George Washington Parke Custis provided a suspenseful account of one of Washington’s greatest victories which kept the patriot cause alive. It mentions another worthy Alexandrian, Col. John Fitzgerald.
After his improbable victory at the Battle of Trenton, Washington engaged the British at Princeton on Jan. 3, 1777. The following is an excerpt from George Washington Parke Custis, Recollections and Private Memoirs of Washington, by His Adopted Son (New York: Derby & Jackson, 1860), pp. 190-192:
“We have often enjoyed a touching reminiscence of that ever-memorable event from the late Colonel Fitzgerald, who was aide to the chief, and who never related the story of his general’s danger and almost miraculous preservation, without adding to his tale the homage of a tear.

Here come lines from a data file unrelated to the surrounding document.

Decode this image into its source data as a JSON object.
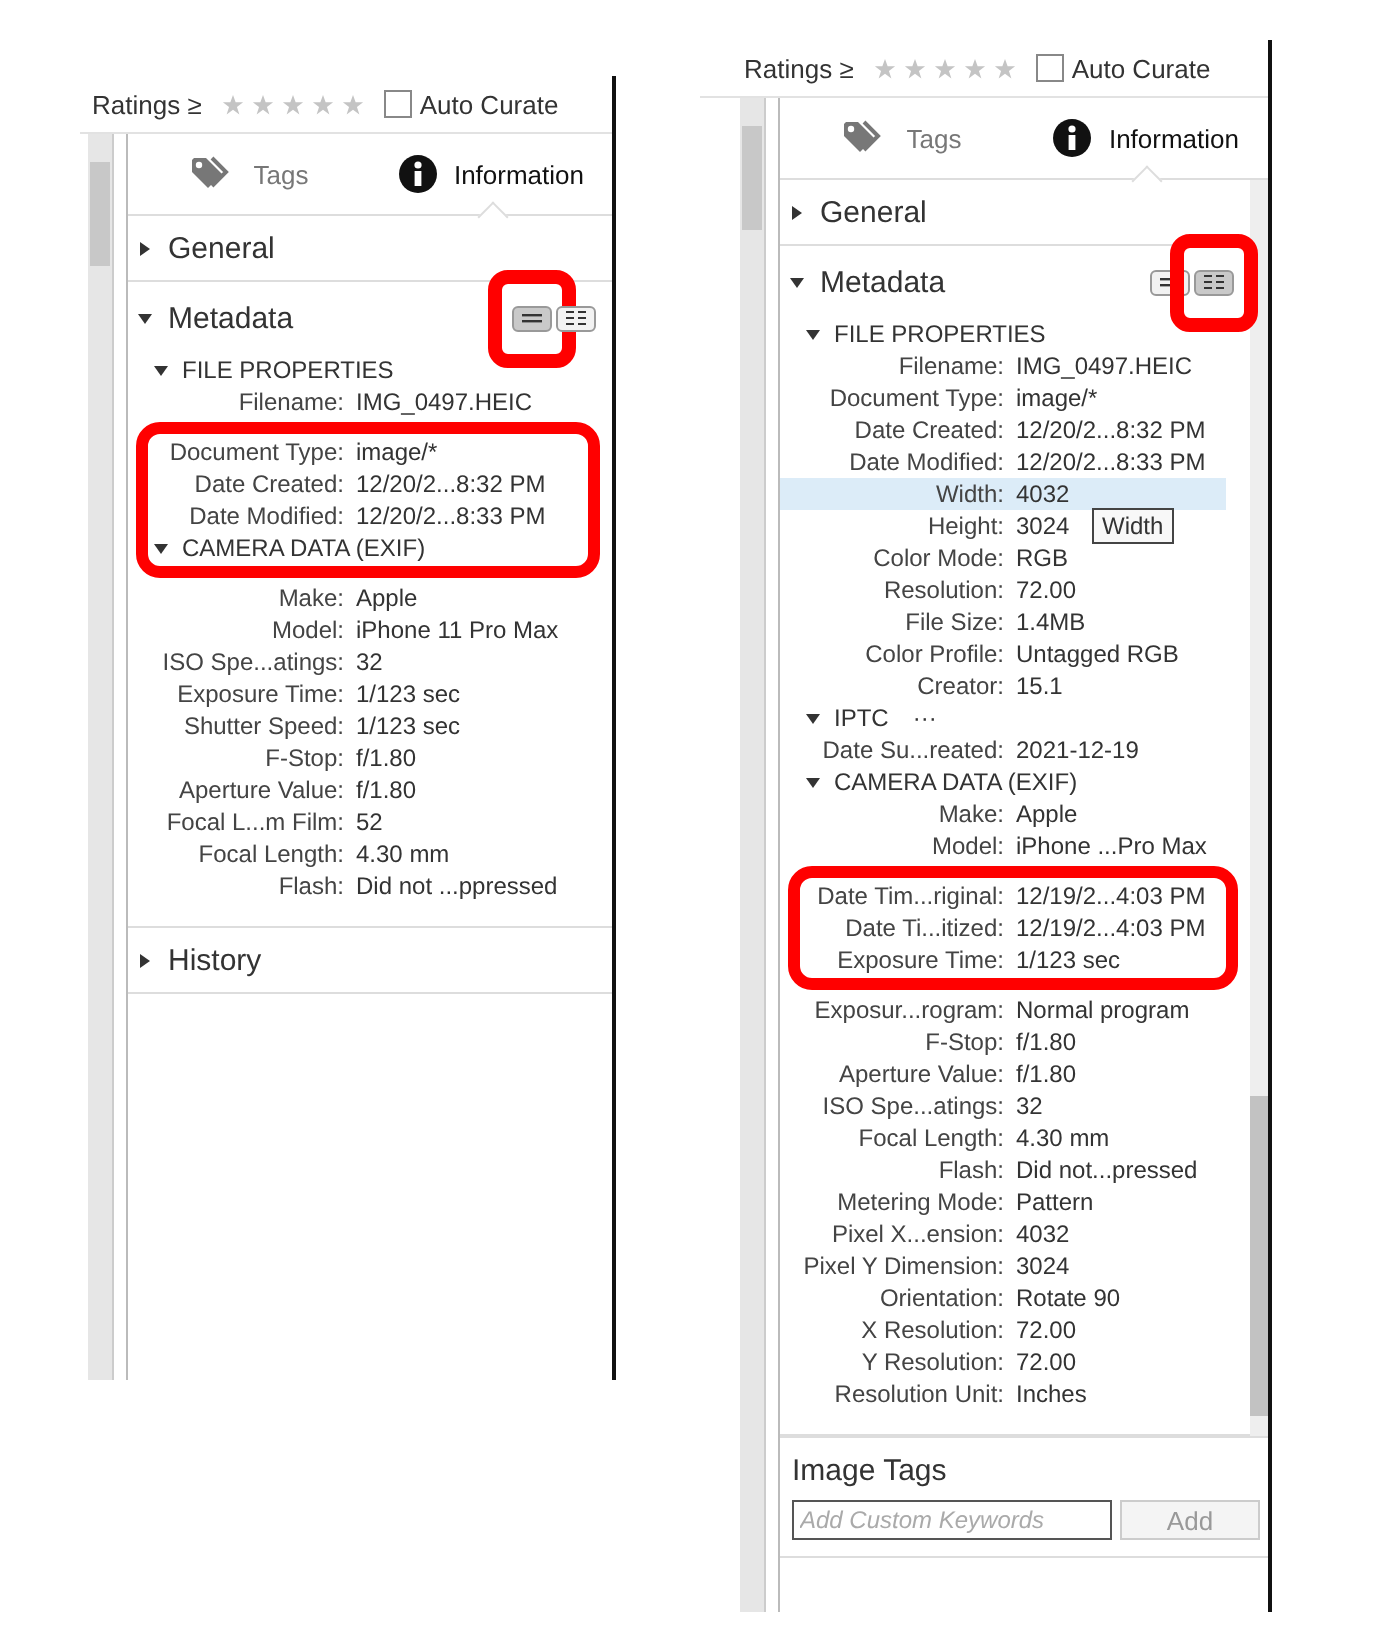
{
  "panels": [
    {
      "ratings_label": "Ratings ≥",
      "stars": 0,
      "auto_curate": {
        "label": "Auto Curate",
        "checked": false
      },
      "scrollable": false,
      "tabs": [
        {
          "kind": "tags",
          "label": "Tags",
          "selected": false
        },
        {
          "kind": "info",
          "label": "Information",
          "selected": true
        }
      ],
      "sections": [
        {
          "kind": "header",
          "title": "General",
          "expanded": false
        },
        {
          "kind": "metadata",
          "title": "Metadata",
          "expanded": true,
          "view_toggle": [
            {
              "kind": "compact",
              "selected": true,
              "outlined": true
            },
            {
              "kind": "detailed",
              "selected": false,
              "outlined": false
            }
          ],
          "entries": [
            {
              "kind": "group",
              "title": "FILE PROPERTIES",
              "expanded": true
            },
            {
              "kind": "row",
              "label": "Filename:",
              "value": "IMG_0497.HEIC",
              "selected": false
            },
            {
              "kind": "callout",
              "entries": [
                {
                  "kind": "row",
                  "label": "Document Type:",
                  "value": "image/*",
                  "selected": false
                },
                {
                  "kind": "row",
                  "label": "Date Created:",
                  "value": "12/20/2...8:32 PM",
                  "selected": false
                },
                {
                  "kind": "row",
                  "label": "Date Modified:",
                  "value": "12/20/2...8:33 PM",
                  "selected": false
                },
                {
                  "kind": "group",
                  "title": "CAMERA DATA (EXIF)",
                  "expanded": true
                }
              ]
            },
            {
              "kind": "row",
              "label": "Make:",
              "value": "Apple",
              "selected": false
            },
            {
              "kind": "row",
              "label": "Model:",
              "value": "iPhone 11 Pro Max",
              "selected": false
            },
            {
              "kind": "row",
              "label": "ISO Spe...atings:",
              "value": "32",
              "selected": false
            },
            {
              "kind": "row",
              "label": "Exposure Time:",
              "value": "1/123 sec",
              "selected": false
            },
            {
              "kind": "row",
              "label": "Shutter Speed:",
              "value": "1/123 sec",
              "selected": false
            },
            {
              "kind": "row",
              "label": "F-Stop:",
              "value": "f/1.80",
              "selected": false
            },
            {
              "kind": "row",
              "label": "Aperture Value:",
              "value": "f/1.80",
              "selected": false
            },
            {
              "kind": "row",
              "label": "Focal L...m Film:",
              "value": "52",
              "selected": false
            },
            {
              "kind": "row",
              "label": "Focal Length:",
              "value": "4.30 mm",
              "selected": false
            },
            {
              "kind": "row",
              "label": "Flash:",
              "value": "Did not ...ppressed",
              "selected": false
            }
          ]
        },
        {
          "kind": "header",
          "title": "History",
          "expanded": false
        }
      ]
    },
    {
      "ratings_label": "Ratings ≥",
      "stars": 0,
      "auto_curate": {
        "label": "Auto Curate",
        "checked": false
      },
      "scrollable": true,
      "tabs": [
        {
          "kind": "tags",
          "label": "Tags",
          "selected": false
        },
        {
          "kind": "info",
          "label": "Information",
          "selected": true
        }
      ],
      "sections": [
        {
          "kind": "header",
          "title": "General",
          "expanded": false
        },
        {
          "kind": "metadata",
          "title": "Metadata",
          "expanded": true,
          "tooltip": "Width",
          "view_toggle": [
            {
              "kind": "compact",
              "selected": false,
              "outlined": false
            },
            {
              "kind": "detailed",
              "selected": true,
              "outlined": true
            }
          ],
          "entries": [
            {
              "kind": "group",
              "title": "FILE PROPERTIES",
              "expanded": true
            },
            {
              "kind": "row",
              "label": "Filename:",
              "value": "IMG_0497.HEIC",
              "selected": false
            },
            {
              "kind": "row",
              "label": "Document Type:",
              "value": "image/*",
              "selected": false
            },
            {
              "kind": "row",
              "label": "Date Created:",
              "value": "12/20/2...8:32 PM",
              "selected": false
            },
            {
              "kind": "row",
              "label": "Date Modified:",
              "value": "12/20/2...8:33 PM",
              "selected": false
            },
            {
              "kind": "row",
              "label": "Width:",
              "value": "4032",
              "selected": true
            },
            {
              "kind": "row",
              "label": "Height:",
              "value": "3024",
              "selected": false
            },
            {
              "kind": "row",
              "label": "Color Mode:",
              "value": "RGB",
              "selected": false
            },
            {
              "kind": "row",
              "label": "Resolution:",
              "value": "72.00",
              "selected": false
            },
            {
              "kind": "row",
              "label": "File Size:",
              "value": "1.4MB",
              "selected": false
            },
            {
              "kind": "row",
              "label": "Color Profile:",
              "value": "Untagged RGB",
              "selected": false
            },
            {
              "kind": "row",
              "label": "Creator:",
              "value": "15.1",
              "selected": false
            },
            {
              "kind": "group",
              "title": "IPTC",
              "expanded": true,
              "extra": "···"
            },
            {
              "kind": "row",
              "label": "Date Su...reated:",
              "value": "2021-12-19",
              "selected": false
            },
            {
              "kind": "group",
              "title": "CAMERA DATA (EXIF)",
              "expanded": true
            },
            {
              "kind": "row",
              "label": "Make:",
              "value": "Apple",
              "selected": false
            },
            {
              "kind": "row",
              "label": "Model:",
              "value": "iPhone ...Pro Max",
              "selected": false
            },
            {
              "kind": "callout",
              "entries": [
                {
                  "kind": "row",
                  "label": "Date Tim...riginal:",
                  "value": "12/19/2...4:03 PM",
                  "selected": false
                },
                {
                  "kind": "row",
                  "label": "Date Ti...itized:",
                  "value": "12/19/2...4:03 PM",
                  "selected": false
                },
                {
                  "kind": "row",
                  "label": "Exposure Time:",
                  "value": "1/123 sec",
                  "selected": false
                }
              ]
            },
            {
              "kind": "row",
              "label": "Exposur...rogram:",
              "value": "Normal program",
              "selected": false
            },
            {
              "kind": "row",
              "label": "F-Stop:",
              "value": "f/1.80",
              "selected": false
            },
            {
              "kind": "row",
              "label": "Aperture Value:",
              "value": "f/1.80",
              "selected": false
            },
            {
              "kind": "row",
              "label": "ISO Spe...atings:",
              "value": "32",
              "selected": false
            },
            {
              "kind": "row",
              "label": "Focal Length:",
              "value": "4.30 mm",
              "selected": false
            },
            {
              "kind": "row",
              "label": "Flash:",
              "value": "Did not...pressed",
              "selected": false
            },
            {
              "kind": "row",
              "label": "Metering Mode:",
              "value": "Pattern",
              "selected": false
            },
            {
              "kind": "row",
              "label": "Pixel X...ension:",
              "value": "4032",
              "selected": false
            },
            {
              "kind": "row",
              "label": "Pixel Y Dimension:",
              "value": "3024",
              "selected": false
            },
            {
              "kind": "row",
              "label": "Orientation:",
              "value": "Rotate 90",
              "selected": false
            },
            {
              "kind": "row",
              "label": "X Resolution:",
              "value": "72.00",
              "selected": false
            },
            {
              "kind": "row",
              "label": "Y Resolution:",
              "value": "72.00",
              "selected": false
            },
            {
              "kind": "row",
              "label": "Resolution Unit:",
              "value": "Inches",
              "selected": false
            }
          ]
        },
        {
          "kind": "tags",
          "title": "Image Tags",
          "placeholder": "Add Custom Keywords",
          "button": {
            "label": "Add",
            "disabled": true
          }
        }
      ]
    }
  ]
}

“The aide-de-camp [Fitzgerald] had been ordered to bring up the troops from the rear of the column ... Upon returning to the spot where he had left the commander-in-chief, he was no longer there, and, upon looking around, the aide discovered him endeavoring to rally the line which had been thrown into disorder by a rapid onset of the foe. Washington, after several ineffectual efforts to restore the fortunes of the fight, is seen to rein up his horse, with his head to the enemy, and in that position to become immovable. It was a last appeal to his soldiers, and seemed to say, Will you give up your general to the foe?.... The discomfited Americans rally on the instant, and form into line; the enemy halt, and dress their line; the American chief is between the adverse posts, as though he had been placed there, a target for both. The arms of both lines are levelled. Can escape from death be possible?
“Fitzgerald, horror-struck at the danger to his beloved commander, dropped the reins upon his horse’s neck, and drew his hat over his face, that he might not see him die. A roar of musketry succeeds, and then a shout ….. The aide-de-camp ventures to raise his eyes … the enemy are broken and flying, while dimly amidst the glimpses of the smoke is seen the chief, alive, unharmed, and without a wound, waving his hat, and cheering his comrades to the pursuit.

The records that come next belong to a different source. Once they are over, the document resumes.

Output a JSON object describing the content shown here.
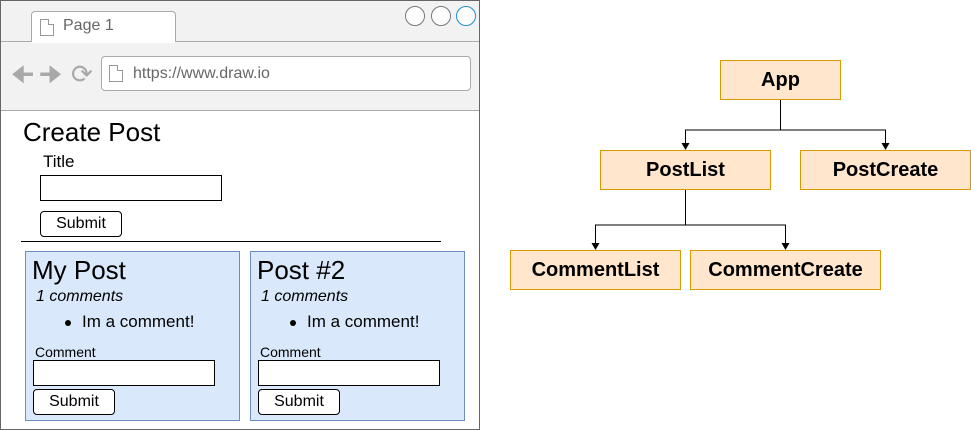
{
  "browser": {
    "tab_label": "Page 1",
    "url": "https://www.draw.io",
    "icons": {
      "back": "arrow-left-icon",
      "forward": "arrow-right-icon",
      "reload": "reload-icon",
      "page": "page-icon"
    }
  },
  "create_post": {
    "heading": "Create Post",
    "title_label": "Title",
    "title_value": "",
    "submit_label": "Submit"
  },
  "posts": [
    {
      "title": "My Post",
      "comment_count": "1 comments",
      "comments": [
        "Im a comment!"
      ],
      "comment_label": "Comment",
      "comment_value": "",
      "submit_label": "Submit"
    },
    {
      "title": "Post #2",
      "comment_count": "1 comments",
      "comments": [
        "Im a comment!"
      ],
      "comment_label": "Comment",
      "comment_value": "",
      "submit_label": "Submit"
    }
  ],
  "tree": {
    "nodes": {
      "app": "App",
      "postlist": "PostList",
      "postcreate": "PostCreate",
      "commentlist": "CommentList",
      "commentcreate": "CommentCreate"
    },
    "edges": [
      [
        "app",
        "postlist"
      ],
      [
        "app",
        "postcreate"
      ],
      [
        "postlist",
        "commentlist"
      ],
      [
        "postlist",
        "commentcreate"
      ]
    ],
    "colors": {
      "fill": "#ffe6cc",
      "stroke": "#d79b00"
    }
  },
  "colors": {
    "card_fill": "#dae8fc",
    "card_stroke": "#6c8ebf",
    "active_window_button": "#1c8fd1"
  }
}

“Colonel Fitzgerald …dashed his rowels in his charger’s flanks, and, heedless of the dead and dying in his way, flew to the side of his chief, exclaiming, ‘Thank God! your excellency is safe!’ The favorite aide, a gallant and warm-hearted son of Erin, a man of thews and sinews, and ‘albeit unused to the melting mood,’ now gave loose rein to his feelings, and wept like a child, for joy.

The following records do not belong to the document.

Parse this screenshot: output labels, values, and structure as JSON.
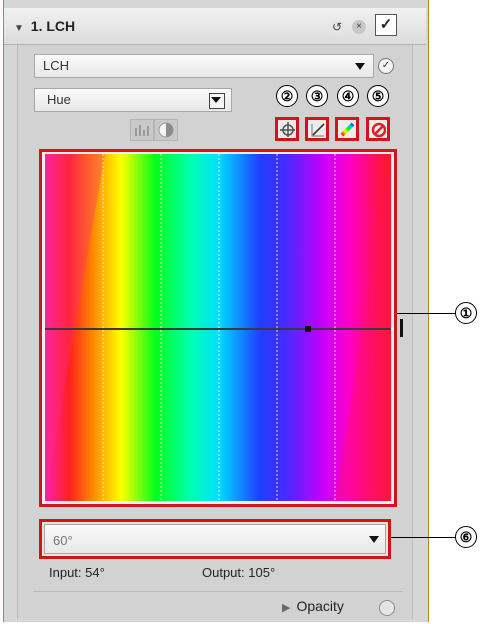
{
  "panel": {
    "title": "1. LCH",
    "collapse_glyph": "▼",
    "reset_glyph": "↺",
    "close_glyph": "×",
    "enable_glyph": "✓"
  },
  "mode_select": {
    "value": "LCH",
    "check_glyph": "✓"
  },
  "channel_select": {
    "value": "Hue"
  },
  "callouts": {
    "curve": "①",
    "add_point": "②",
    "reset_curve": "③",
    "color_picker": "④",
    "disable": "⑤",
    "range_dropdown": "⑥"
  },
  "range_dropdown": {
    "value": "60°"
  },
  "readouts": {
    "input": "Input: 54°",
    "output": "Output: 105°"
  },
  "opacity": {
    "label": "Opacity"
  },
  "icons": [
    "collapse-triangle-icon",
    "reset-icon",
    "close-icon",
    "checkbox-icon",
    "histogram-icon",
    "contrast-icon",
    "add-point-icon",
    "linear-curve-icon",
    "eyedropper-icon",
    "disable-icon",
    "play-triangle-icon"
  ],
  "colors": {
    "highlight": "#d0141b",
    "panel_border": "#b08a2a"
  }
}
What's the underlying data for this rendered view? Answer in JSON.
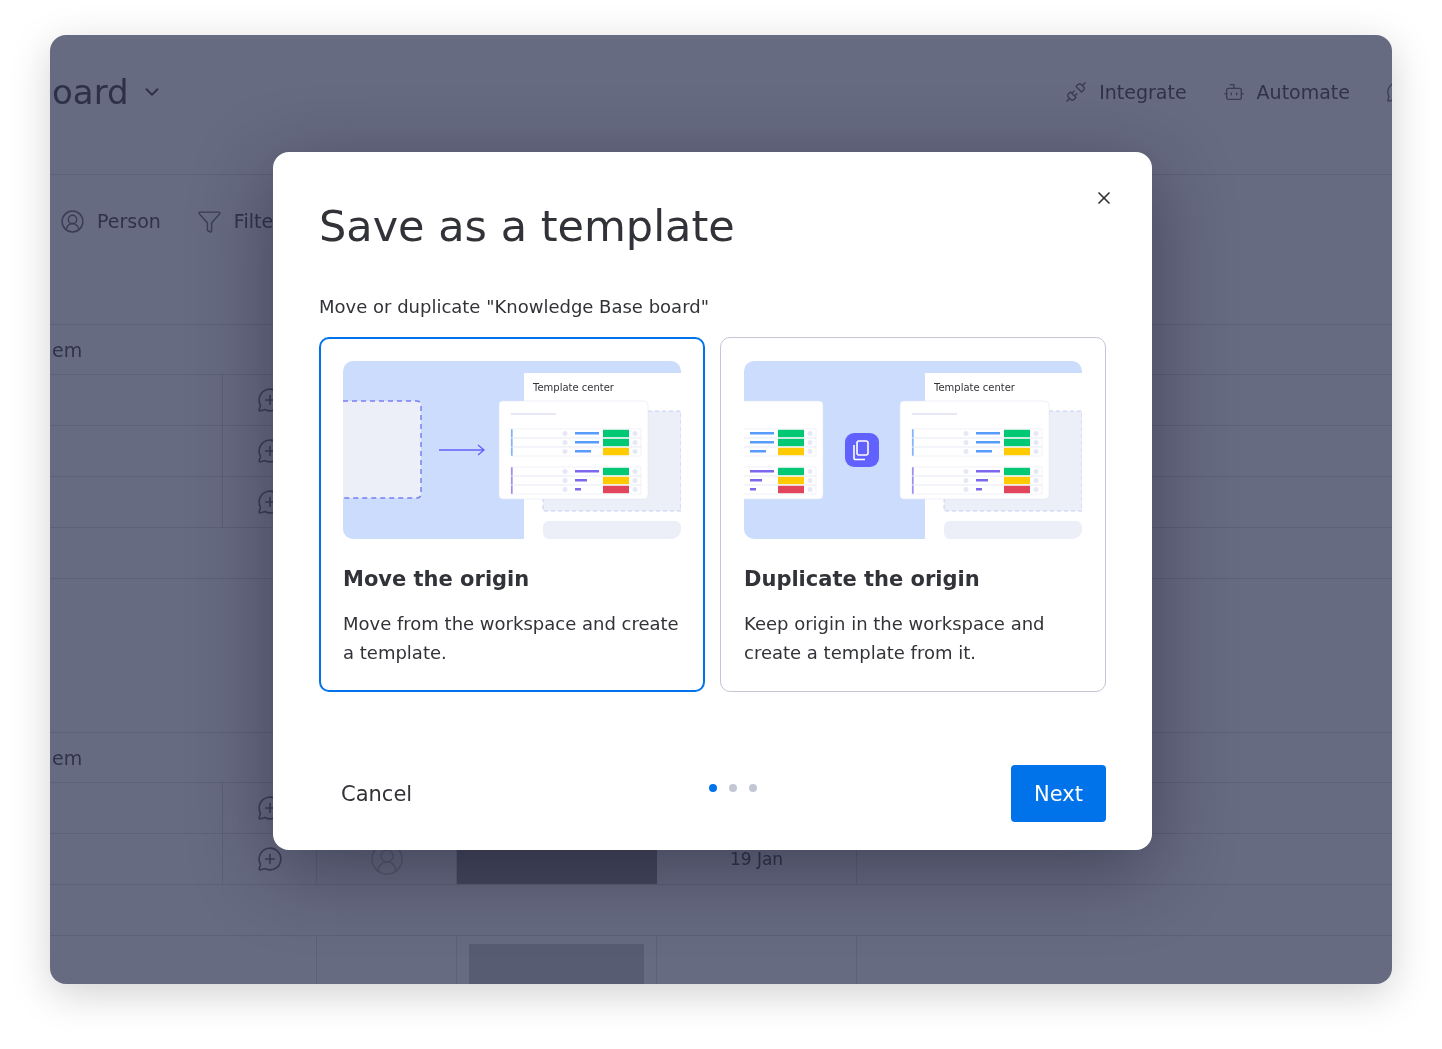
{
  "board": {
    "title": "oard",
    "actions": [
      {
        "kind": "integrate",
        "label": "Integrate"
      },
      {
        "kind": "automate",
        "label": "Automate"
      },
      {
        "kind": "chat"
      }
    ],
    "filters": [
      {
        "kind": "person",
        "label": "Person"
      },
      {
        "kind": "filter",
        "label": "Filte"
      }
    ],
    "groups": [
      {
        "label": "em",
        "rows": [
          {
            "kind": "item"
          },
          {
            "kind": "item"
          },
          {
            "kind": "item"
          },
          {
            "kind": "add"
          }
        ]
      },
      {
        "label": "em",
        "rows": [
          {
            "kind": "item"
          },
          {
            "kind": "item",
            "filled": true,
            "date": "19 Jan"
          },
          {
            "kind": "add"
          }
        ]
      }
    ],
    "footer": {
      "kind": "summary"
    }
  },
  "modal": {
    "title": "Save as a template",
    "subtitle": "Move or duplicate \"Knowledge Base board\"",
    "options": [
      {
        "kind": "move",
        "selected": true,
        "panel_label": "Template center",
        "title": "Move the origin",
        "description": "Move from the workspace and create a template."
      },
      {
        "kind": "duplicate",
        "selected": false,
        "panel_label": "Template center",
        "title": "Duplicate the origin",
        "description": "Keep origin in the workspace and create a template from it."
      }
    ],
    "steps": [
      {
        "selected": true
      },
      {
        "selected": false
      },
      {
        "selected": false
      }
    ],
    "cancel": "Cancel",
    "next": "Next"
  }
}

“Washington, ever calm amid scenes of the greatest excitement, affectionately grasped the hand of his aide and friend, and then ordered —” Away, my dear colonel, and bring up the troops — the day is our own!”
This victory saved Washington’s army from future British attack, showed that the patriot army could win against trained British troops and raised patriot morale. After the Revolution, Col. Fitzgerald hosted Washington, participated in business with him, and persuaded him to help found St. Mary’s Church (now Basilica).